Tata Business Cycle Fund NFO: Riding business cycles the right way
The returns investors achieve on their investments are driven in large part by changes in the business cycle. The NFO opens on July 16, 2021
Tata Mutual Fund announced the launch of Tata Business Cycle Fund. This would be an open-ended equity scheme following business cycles based investing theme.
The New Fund Offer (NFO) opens on July 16, 2021 and will close on July 30, 2021. In this niche category, there are already ICICI Prudential Business Cycle Fund and L&T Business Cycles Fund.
Let us find out more.
The economy goes through a series of stages as it expands and contracts, characterised by downward or upward fluctuations of GDP.
Periods of growth result in business activity rising, where businesses innovate, produce new products, create jobs and invest in further growth. At the peak of the expansion phase, businesses are using their full capacity, and soon continued innovation and investments have lower impact.
Periods of slowdown give businesses the opportunity to reorganise their operations and rebuild for future growth. Businesses cut down on products and capacity and follow a more focused approach in their day to day functioning. At the trough of the slowdown phase, these renewed business models give rise to increased capacity and innovation.
Investing through cycles
The returns investors achieve on their investments are driven in large part by changes in the business cycle. Each phase in the business cycle presents unique investment opportunities. So, incorporating business cycles theme into investments helps make the most of the current economic environment.
During a phase of recovery and expansion, investments that are more sensitive to faster economic growth and business activity are likely outperform. There are generally referred to as cyclical stocks. These include stocks of midsize and small companies, as well as emerging market equities and younger, growth-oriented firms and industries.
During a phase of slowdown and recession, defensive investments and those that are sensitive to falling interest rates have greater potential to outperform. There are generally referred to as defensive stocks. These include Stocks of larger and stable companies and Businesses that experience steady consumer demand even during economic slowdowns.
Business cycles are becoming shorter. With the duration of business cycles shortened, a fund that changes its approach in sync with change in cycle is key.
Sector allocations are having a large impact. Over the last few years, the impact of sector allocations has been greater on alpha generation versus stock level allocations.
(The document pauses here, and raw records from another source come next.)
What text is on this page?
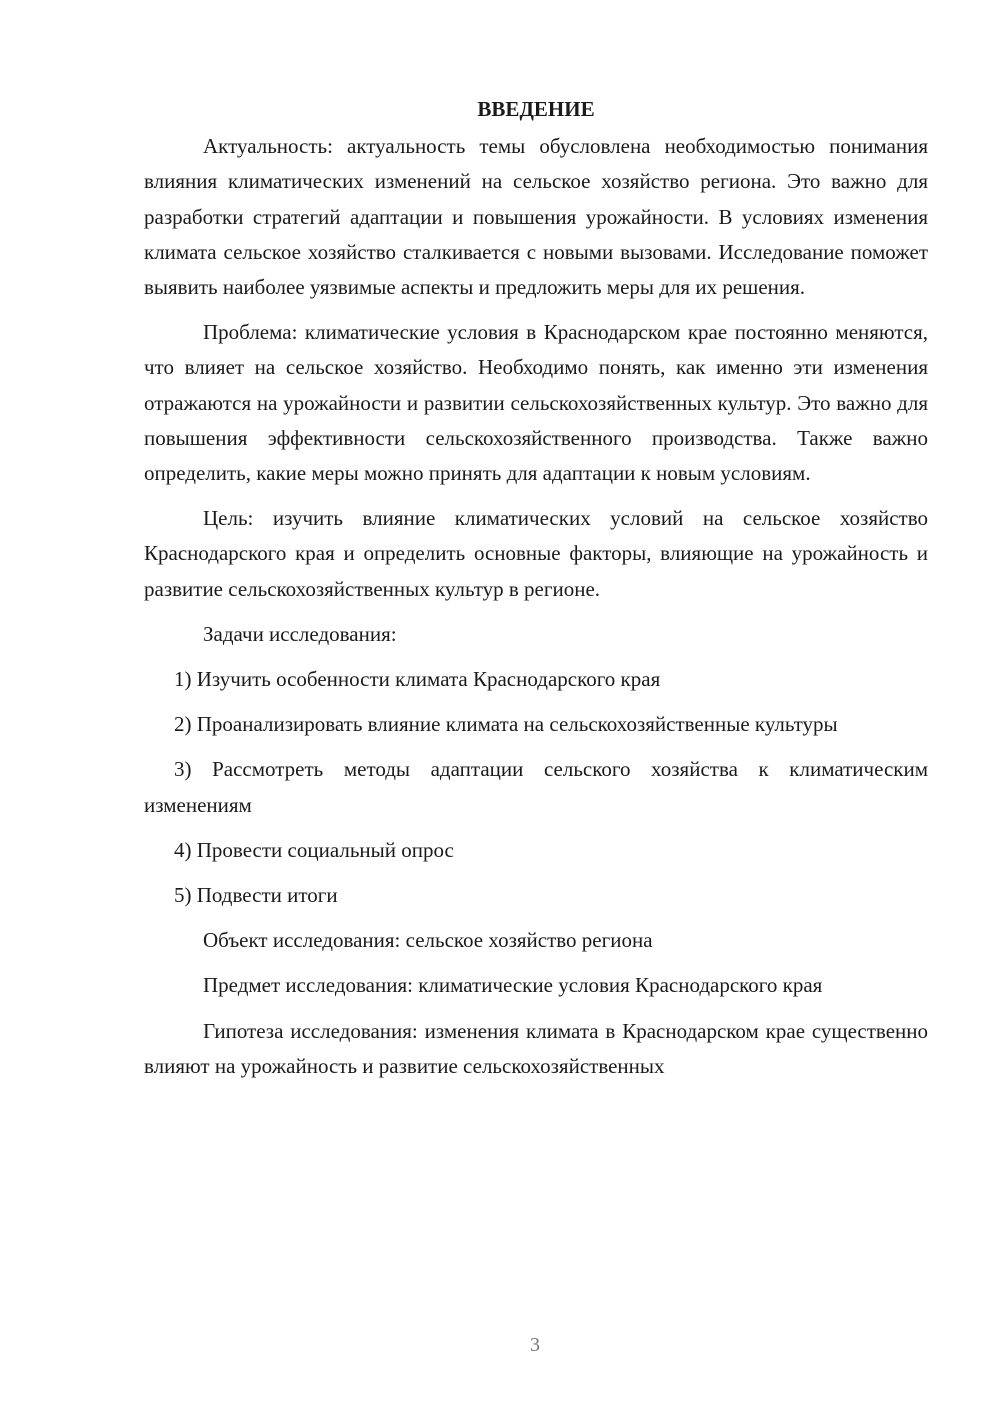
ВВЕДЕНИЕ

Актуальность: актуальность темы обусловлена необходимостью понимания влияния климатических изменений на сельское хозяйство региона. Это важно для разработки стратегий адаптации и повышения урожайности. В условиях изменения климата сельское хозяйство сталкивается с новыми вызовами. Исследование поможет выявить наиболее уязвимые аспекты и предложить меры для их решения.

Проблема: климатические условия в Краснодарском крае постоянно меняются, что влияет на сельское хозяйство. Необходимо понять, как именно эти изменения отражаются на урожайности и развитии сельскохозяйственных культур. Это важно для повышения эффективности сельскохозяйственного производства. Также важно определить, какие меры можно принять для адаптации к новым условиям.

Цель: изучить влияние климатических условий на сельское хозяйство Краснодарского края и определить основные факторы, влияющие на урожайность и развитие сельскохозяйственных культур в регионе.

Задачи исследования:

1) Изучить особенности климата Краснодарского края

2) Проанализировать влияние климата на сельскохозяйственные культуры

3) Рассмотреть методы адаптации сельского хозяйства к климатическим изменениям

4) Провести социальный опрос

5) Подвести итоги

Объект исследования: сельское хозяйство региона

Предмет исследования: климатические условия Краснодарского края

Гипотеза исследования: изменения климата в Краснодарском крае существенно влияют на урожайность и развитие сельскохозяйственных

3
How different from other funds
Compared to other diversified funds, the business cycles theme allows for greater sector concentration in terms of sector over/underweight.
The other portfolio parameters like portfolio churn, market cap allocation, number of stocks will depend on the stage of the economic cycle.
To get an understanding of how existing business cycle funds are positioned, let us look at these:
For instance, L&T Business Cycle Fund’s biggest sector bets today are Construction, Financials, Engineering, Metals and Chemicals. The recently launched ICICI Prudential Business Cycle Fund’s top sector bets are Financials, Energy, Construction, Automobiles and Communications. While some sector bets are common, there is a perceptible difference.
Other NFO details
Fund Manager – Rahul Singh, Venkat Samala (Overseas Investment) and Murthy Nagarajan (Debt Portfolio)
Benchmark – Nifty 500 TRI
Minimum Investment – Rs 5,000
Exit Load – Redemption/Switch-out/SWP/STP by expiry of 365 days from allotment: If the withdrawal amount or switched out amount is not over 12% of the original cost of investment, exit load will be 0. If it is over 12% of the original cost of investment, exit load will be 1% of applicable NAV.
Fund house speak
Rahul Singh, CIO – Equities at Tata Asset Management said that, “The focus has shifted to Business cycles investing because of 2 reasons. Cycles which earlier lasted 4-5 years have now shortened to 1-2 years. Over the last few years, the impact of top-down sector allocations has been on alpha generation which has been very high. This fund would invest in businesses on a macro basis, with at least 80% of the portfolio invested as per Business Cycles theme.”